L’ipotesi investigativa privilegiata è quella dolosa. I pompieri hanno impiegato oltre quattro ore per avere ragione sulle alte fiamme

Il fuoco ha inghiottito tutte le balle di fieno – diverse centinaia – e ha devastato il fabbricato all’interno del quale erano custodite. E’ stata una notte d’inferno, quella fra lunedì e ieri, in contrada Castelluccio alla periferia di Racalmuto. I vigili del fuoco del distaccamento di Canicattì hanno dovuto lavorare per oltre quattro ore prima di riuscire ad avere ragione sulle fiamme e prima di mettere tutto in sicurezza. Delle indagini si stanno occupando i carabinieri della locale stazione.
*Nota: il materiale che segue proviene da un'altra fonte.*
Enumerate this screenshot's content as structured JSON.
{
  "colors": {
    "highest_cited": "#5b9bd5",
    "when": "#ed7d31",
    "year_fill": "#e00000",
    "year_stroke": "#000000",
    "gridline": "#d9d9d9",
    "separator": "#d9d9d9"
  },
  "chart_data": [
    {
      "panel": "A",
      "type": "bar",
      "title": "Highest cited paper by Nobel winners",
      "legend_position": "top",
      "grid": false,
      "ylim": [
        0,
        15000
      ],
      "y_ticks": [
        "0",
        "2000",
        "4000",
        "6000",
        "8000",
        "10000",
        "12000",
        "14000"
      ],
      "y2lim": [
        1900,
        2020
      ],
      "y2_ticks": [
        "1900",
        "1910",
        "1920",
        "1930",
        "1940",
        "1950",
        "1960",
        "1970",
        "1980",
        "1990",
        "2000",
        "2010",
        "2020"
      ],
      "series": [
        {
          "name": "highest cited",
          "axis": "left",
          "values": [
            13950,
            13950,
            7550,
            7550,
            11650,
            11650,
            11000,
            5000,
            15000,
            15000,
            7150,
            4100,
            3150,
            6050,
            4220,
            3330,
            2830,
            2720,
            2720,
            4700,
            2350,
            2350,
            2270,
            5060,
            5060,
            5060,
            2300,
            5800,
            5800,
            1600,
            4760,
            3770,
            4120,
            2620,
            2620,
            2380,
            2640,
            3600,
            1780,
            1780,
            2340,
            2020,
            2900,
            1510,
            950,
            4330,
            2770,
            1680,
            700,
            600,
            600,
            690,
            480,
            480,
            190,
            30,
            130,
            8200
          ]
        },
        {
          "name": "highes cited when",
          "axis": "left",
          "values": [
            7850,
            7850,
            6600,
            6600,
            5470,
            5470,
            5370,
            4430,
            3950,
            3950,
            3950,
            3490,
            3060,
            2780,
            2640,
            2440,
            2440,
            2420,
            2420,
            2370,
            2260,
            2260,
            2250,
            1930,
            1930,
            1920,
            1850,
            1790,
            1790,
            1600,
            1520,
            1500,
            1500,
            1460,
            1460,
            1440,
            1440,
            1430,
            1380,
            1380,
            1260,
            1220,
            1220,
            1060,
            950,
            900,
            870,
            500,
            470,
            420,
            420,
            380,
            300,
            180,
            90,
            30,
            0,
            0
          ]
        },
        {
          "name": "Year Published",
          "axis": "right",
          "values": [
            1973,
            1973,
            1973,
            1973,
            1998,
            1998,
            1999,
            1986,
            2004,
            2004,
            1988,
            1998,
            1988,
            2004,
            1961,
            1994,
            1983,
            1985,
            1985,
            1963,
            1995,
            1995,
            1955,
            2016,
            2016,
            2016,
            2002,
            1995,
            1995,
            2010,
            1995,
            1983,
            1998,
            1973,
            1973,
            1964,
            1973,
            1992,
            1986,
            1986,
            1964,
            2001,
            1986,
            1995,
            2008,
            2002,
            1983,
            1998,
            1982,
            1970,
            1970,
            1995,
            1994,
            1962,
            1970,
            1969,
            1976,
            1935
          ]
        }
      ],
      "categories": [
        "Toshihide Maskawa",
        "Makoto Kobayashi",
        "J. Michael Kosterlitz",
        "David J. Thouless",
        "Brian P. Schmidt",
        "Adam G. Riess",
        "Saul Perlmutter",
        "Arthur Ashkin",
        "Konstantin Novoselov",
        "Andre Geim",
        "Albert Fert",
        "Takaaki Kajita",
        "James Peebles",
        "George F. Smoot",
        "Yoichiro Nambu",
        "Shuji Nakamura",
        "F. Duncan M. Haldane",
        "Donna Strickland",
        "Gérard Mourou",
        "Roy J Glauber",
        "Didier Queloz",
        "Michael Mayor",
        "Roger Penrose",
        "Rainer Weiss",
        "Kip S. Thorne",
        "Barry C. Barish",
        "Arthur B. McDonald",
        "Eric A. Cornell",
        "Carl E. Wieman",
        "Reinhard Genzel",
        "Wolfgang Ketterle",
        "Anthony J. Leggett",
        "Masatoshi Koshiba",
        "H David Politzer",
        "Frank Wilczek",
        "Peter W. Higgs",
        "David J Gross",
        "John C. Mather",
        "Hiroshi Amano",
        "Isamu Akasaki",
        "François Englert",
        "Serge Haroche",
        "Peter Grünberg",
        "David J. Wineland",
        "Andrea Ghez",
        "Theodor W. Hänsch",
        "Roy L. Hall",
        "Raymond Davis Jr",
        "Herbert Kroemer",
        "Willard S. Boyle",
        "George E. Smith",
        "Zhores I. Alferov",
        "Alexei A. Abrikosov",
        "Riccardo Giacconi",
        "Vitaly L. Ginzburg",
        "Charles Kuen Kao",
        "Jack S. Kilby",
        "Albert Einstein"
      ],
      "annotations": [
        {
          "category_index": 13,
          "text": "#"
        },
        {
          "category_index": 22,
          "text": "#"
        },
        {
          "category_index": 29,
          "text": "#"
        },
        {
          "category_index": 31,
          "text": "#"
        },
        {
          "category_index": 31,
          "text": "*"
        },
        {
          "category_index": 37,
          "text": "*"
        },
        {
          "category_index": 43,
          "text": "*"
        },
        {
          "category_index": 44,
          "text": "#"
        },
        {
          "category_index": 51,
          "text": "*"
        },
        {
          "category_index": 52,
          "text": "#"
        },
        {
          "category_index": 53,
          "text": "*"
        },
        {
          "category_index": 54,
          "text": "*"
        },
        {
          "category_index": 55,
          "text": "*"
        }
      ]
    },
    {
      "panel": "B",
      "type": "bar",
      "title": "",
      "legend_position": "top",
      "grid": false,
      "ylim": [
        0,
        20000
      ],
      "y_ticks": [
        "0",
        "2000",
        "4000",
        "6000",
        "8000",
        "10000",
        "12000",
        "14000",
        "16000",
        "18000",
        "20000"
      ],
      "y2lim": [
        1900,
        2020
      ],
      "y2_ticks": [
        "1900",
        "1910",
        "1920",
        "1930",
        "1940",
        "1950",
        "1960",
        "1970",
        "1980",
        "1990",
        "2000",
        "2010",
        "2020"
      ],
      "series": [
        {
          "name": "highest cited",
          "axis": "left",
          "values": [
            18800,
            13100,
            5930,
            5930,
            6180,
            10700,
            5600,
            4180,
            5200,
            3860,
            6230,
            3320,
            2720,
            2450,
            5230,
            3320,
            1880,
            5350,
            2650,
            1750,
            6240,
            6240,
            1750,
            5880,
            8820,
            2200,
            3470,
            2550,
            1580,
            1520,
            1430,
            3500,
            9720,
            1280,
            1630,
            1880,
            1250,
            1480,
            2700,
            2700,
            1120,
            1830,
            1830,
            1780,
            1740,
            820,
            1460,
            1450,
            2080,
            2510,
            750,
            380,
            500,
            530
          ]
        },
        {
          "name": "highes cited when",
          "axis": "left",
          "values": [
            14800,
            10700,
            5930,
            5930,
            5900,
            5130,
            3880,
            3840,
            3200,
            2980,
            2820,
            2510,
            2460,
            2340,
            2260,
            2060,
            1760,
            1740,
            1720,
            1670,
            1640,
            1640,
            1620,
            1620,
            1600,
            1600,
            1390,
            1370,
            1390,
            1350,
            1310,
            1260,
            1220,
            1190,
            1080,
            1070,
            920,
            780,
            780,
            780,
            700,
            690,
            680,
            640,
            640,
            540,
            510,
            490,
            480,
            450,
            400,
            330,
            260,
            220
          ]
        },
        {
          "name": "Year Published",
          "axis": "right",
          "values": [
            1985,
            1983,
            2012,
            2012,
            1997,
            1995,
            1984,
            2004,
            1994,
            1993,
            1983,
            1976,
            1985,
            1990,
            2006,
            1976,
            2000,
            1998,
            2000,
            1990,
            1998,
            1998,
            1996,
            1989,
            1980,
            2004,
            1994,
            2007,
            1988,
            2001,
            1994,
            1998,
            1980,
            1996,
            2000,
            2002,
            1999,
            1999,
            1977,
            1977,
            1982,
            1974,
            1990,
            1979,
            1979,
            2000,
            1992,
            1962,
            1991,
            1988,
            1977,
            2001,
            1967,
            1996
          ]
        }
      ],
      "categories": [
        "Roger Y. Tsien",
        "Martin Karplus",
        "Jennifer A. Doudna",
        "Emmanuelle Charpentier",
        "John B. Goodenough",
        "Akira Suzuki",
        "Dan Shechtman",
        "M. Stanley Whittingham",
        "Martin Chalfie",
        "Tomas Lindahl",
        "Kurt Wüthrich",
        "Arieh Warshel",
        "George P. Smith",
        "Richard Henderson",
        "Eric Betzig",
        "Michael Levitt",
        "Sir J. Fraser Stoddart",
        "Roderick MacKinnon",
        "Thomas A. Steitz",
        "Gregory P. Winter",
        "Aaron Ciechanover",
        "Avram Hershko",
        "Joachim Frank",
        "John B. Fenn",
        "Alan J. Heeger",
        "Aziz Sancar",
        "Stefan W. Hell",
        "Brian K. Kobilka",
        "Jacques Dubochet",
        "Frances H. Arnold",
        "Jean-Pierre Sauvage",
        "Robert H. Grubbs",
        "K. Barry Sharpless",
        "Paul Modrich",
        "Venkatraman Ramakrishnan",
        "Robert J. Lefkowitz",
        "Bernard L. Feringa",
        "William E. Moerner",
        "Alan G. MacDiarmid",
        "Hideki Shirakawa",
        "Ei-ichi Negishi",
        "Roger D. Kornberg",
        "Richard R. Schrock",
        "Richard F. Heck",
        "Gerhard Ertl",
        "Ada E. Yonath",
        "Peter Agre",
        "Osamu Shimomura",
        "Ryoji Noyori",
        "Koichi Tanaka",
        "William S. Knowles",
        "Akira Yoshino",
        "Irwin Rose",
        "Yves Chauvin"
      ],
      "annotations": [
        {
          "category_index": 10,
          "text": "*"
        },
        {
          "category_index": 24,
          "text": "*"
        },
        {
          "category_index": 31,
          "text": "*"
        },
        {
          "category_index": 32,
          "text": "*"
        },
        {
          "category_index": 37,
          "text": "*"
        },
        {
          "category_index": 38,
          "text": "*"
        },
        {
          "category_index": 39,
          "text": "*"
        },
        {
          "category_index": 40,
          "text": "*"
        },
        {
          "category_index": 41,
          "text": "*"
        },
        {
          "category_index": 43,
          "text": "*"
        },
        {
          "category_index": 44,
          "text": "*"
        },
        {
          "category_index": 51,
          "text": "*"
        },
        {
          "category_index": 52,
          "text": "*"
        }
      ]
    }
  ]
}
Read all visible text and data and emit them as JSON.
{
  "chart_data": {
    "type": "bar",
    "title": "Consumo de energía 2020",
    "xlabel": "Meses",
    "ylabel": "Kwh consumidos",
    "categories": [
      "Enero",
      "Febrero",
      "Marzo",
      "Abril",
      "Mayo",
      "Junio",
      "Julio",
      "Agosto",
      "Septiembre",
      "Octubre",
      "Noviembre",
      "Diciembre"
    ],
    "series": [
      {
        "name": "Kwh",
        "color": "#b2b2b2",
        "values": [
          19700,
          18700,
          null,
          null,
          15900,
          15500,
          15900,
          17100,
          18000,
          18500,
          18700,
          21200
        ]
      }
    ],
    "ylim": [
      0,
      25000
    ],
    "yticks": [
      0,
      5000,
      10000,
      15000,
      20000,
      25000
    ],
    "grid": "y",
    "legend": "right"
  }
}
L’Sos è stato raccolto, durante la notte, dalla centrale operativa dei vigili del fuoco di Agrigento. Pompieri che, nelle ultime settimane, faticano e non poco a far fronte alle centinaia e centinaia di richieste di intervento per incendi. Uomini che, alla sala operativa, devono – rapidamente – stabilire la priorità d’intervento per la prima squadra che si rende disponibile. In contrada Castelluccio, alla periferia di Racalmuto, si sono dunque precipitati i vigili del fuoco del distaccamento di Canicattì. Idranti alla mano i pompieri, pienamente consapevoli del fatto che riuscire ad avere la meglio su un incendio fieno non è semplicissimo, hanno lottato per quattro ore prima di riuscire a spegnere il rogo e prima di riuscire a mettere in sicurezza il fabbricato. Delle centinaia di balle di fieno non è rimasto molto però. Le fiamme hanno, di fatto, letteralmente inghiottito ogni cosa.

Soltanto dopo che lo stabile è stato messo in sicurezza, i pompieri – assieme ai militari dell’Arma della stazione di Racalmuto – si sono occupati della cosiddetta verifica tecnica: l’ispezione ed accertamenti per stabilire la natura dell’incendio. Non è stato trovato nulla, tanto almeno ieri veniva ufficializzato. L’ipotesi investigativa privilegiata, trattandosi di balle di fieno, è però quella dolosa. La struttura è risultata essere di proprietà di un imprenditore agricolo.